Les premières élections tenues depuis la chute de Bachar al-Assad confirment la mainmise du président Ahmad al-Charaa sur les institutions. Les femmes et les minorités y sont marginalisées.
Les premières élections parlementaires organisées depuis la chute de Bachar al-Assad ont débouché sur un Parlement largement homogène et acquis au pouvoir. Selon les résultats préliminaires publiés lundi, le nouveau parlement compte 119 députés, dont à peine six femmes et dix représentants issus des minorités turkmène, kurde, alaouite et chrétienne sur un total prévu de 210 sièges. Les 70 restants doivent être nommés directement par le chef de l’État dans les prochains jours, a rapporté Reuters.
Les gouvernorats de Soueïda, Raqqa et Hassakeh, à majorité druze et kurde, ont été exclus pour des « raisons de sécurité ». Les 21 sièges correspondant à ces régions resteront vacants pour une durée indéterminée, accentuant encore la marginalisation des minorités.
Un Parlement uniforme et sous tutelle
Les résultats traduisent un déséquilibre profond dans la représentation nationale : seules six femmes ont été élues et à peine une dizaine de députés appartiennent aux minorités alaouite, chrétienne, kurde ou turkmène. Le reste du Parlement est composé d’hommes sunnites issus de milieux religieux et tribaux, selon plusieurs observateurs.

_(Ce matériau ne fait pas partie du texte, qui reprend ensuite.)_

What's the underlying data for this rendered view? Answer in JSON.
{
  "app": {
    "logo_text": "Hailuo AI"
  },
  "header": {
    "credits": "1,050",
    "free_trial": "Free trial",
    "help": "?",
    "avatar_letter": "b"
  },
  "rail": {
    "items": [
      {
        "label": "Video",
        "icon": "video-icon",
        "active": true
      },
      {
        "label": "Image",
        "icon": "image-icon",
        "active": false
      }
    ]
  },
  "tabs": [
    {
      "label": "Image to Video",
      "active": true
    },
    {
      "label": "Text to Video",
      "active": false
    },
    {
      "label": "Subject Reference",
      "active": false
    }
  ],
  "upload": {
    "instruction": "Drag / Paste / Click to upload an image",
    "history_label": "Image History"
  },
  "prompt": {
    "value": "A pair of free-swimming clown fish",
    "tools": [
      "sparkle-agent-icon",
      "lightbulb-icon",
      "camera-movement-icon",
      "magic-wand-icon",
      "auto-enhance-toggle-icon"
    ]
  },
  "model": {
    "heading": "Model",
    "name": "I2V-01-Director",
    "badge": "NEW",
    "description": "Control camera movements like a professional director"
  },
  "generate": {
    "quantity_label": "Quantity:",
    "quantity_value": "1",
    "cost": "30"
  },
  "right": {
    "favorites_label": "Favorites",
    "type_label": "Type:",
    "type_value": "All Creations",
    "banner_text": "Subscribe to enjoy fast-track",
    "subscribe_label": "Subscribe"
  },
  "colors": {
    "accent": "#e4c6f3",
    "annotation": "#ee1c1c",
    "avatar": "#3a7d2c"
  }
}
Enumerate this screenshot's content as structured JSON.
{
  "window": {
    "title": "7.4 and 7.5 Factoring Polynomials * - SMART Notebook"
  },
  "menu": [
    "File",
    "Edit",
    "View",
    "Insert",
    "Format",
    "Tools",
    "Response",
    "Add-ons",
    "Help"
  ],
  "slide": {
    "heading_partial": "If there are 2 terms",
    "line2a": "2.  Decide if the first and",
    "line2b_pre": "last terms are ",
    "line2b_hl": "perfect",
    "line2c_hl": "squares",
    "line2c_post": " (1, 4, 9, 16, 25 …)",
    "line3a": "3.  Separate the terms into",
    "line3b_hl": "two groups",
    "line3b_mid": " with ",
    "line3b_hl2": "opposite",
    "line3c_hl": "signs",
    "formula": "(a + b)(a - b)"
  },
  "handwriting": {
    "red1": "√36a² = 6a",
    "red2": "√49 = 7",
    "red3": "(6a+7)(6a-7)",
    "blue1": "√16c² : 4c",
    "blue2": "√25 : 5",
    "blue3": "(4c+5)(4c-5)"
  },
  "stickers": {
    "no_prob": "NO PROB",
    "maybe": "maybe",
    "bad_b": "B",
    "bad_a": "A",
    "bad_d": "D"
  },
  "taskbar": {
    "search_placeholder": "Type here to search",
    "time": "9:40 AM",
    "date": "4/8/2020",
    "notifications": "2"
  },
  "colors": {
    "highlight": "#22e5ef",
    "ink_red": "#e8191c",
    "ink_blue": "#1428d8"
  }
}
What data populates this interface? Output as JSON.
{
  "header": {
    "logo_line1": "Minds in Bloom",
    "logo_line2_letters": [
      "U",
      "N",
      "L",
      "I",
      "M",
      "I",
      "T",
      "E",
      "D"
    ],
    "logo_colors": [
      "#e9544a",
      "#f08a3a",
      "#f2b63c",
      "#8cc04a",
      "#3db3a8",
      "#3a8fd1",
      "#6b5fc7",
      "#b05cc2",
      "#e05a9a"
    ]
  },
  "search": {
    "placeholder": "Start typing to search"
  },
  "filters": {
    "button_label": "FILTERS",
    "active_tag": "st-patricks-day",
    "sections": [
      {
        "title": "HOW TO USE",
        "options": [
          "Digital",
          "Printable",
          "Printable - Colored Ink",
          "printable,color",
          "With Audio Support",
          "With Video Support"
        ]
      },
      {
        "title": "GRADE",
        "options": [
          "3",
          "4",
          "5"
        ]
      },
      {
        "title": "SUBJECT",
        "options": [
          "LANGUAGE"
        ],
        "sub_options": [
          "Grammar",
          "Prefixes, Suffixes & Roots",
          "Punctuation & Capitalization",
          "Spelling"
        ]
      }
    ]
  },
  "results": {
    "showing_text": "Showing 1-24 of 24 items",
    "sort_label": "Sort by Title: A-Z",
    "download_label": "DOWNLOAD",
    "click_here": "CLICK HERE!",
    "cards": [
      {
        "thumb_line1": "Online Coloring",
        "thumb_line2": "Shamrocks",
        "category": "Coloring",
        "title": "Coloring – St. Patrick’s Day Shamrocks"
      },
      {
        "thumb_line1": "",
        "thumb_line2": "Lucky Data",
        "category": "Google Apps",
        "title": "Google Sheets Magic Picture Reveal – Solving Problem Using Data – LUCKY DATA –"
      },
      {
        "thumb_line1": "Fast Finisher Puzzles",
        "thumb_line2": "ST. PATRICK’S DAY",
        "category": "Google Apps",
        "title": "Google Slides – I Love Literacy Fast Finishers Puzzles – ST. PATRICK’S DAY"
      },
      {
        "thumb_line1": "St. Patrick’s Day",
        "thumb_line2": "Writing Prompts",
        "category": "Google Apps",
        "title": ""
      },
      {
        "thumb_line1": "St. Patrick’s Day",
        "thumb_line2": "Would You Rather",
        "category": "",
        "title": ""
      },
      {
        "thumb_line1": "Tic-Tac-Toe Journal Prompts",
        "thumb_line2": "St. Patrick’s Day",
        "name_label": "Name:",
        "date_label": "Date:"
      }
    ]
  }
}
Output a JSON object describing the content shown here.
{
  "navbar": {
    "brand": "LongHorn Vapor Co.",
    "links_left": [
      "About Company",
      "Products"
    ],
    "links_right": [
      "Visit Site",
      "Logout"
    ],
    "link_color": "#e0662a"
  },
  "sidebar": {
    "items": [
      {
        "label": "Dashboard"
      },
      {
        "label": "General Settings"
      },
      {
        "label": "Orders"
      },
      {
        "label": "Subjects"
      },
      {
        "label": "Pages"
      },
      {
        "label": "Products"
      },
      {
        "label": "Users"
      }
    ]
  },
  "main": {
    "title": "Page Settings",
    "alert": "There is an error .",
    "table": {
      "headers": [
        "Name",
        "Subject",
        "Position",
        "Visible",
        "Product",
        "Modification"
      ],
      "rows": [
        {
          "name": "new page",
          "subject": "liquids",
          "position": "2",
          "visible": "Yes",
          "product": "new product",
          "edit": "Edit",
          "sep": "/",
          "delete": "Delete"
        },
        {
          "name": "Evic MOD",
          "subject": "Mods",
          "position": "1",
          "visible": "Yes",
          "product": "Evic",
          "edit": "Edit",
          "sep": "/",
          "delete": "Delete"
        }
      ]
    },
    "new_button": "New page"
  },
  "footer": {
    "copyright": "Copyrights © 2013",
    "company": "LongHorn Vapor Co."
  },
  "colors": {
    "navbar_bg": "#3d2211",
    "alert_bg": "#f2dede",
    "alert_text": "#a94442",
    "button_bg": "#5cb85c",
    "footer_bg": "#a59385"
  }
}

Mohamed Zuaiter, ancien député alaouite opposé au gouvernement Assad, a estimé dans les colonnes de The National que « ces élections représentent une victoire écrasante des candidats religieux et tribaux sur la composante civile de la Syrie ». Selon lui, le président « a assuré sa mainmise sur l’avenir politique du pays », alors qu’une nouvelle Constitution et une série de lois devraient bientôt être adoptées par une assemblée entièrement loyale.
Un vote sans électeurs
Le scrutin n’a impliqué qu’un corps électoral restreint : 6 000 membres de collèges soigneusement sélectionnés ont été autorisés à voter. Les citoyens ordinaires, eux, ont été exclus du processus.
La veille du vote, Associated Press rapportait que nombre de Syriens ignoraient même qu’un scrutin devait se tenir. Aucun panneau électoral, aucun débat public, aucune affiche de candidat n’étaient visibles dans les rues de Damas.
Nawar Najmeh, porte-parole de la commission électorale, a reconnu que la représentation féminine « n’était pas à la hauteur » et que seuls deux chrétiens avaient été élus, invoquant des « tactiques et alliances électorales ».
Un observateur cité par Reuters a décrit le nouveau Parlement comme « majoritairement sunnite et masculin », relevant que le délai de recours – fixé à 17 heures – « limitait toute possibilité d’objection ».
Lors d’une visite dans un centre électoral dimanche, Ahmad al-Charaa a défendu le scrutin, le présentant comme un « processus adapté à la phase que traverse la Syrie », et un instrument de transition destiné à « adopter les réformes et les budgets nécessaires ».
Les précédents parlements, déjà subordonnés au pouvoir exécutif, apparaissent aujourd’hui encore plus dépendants.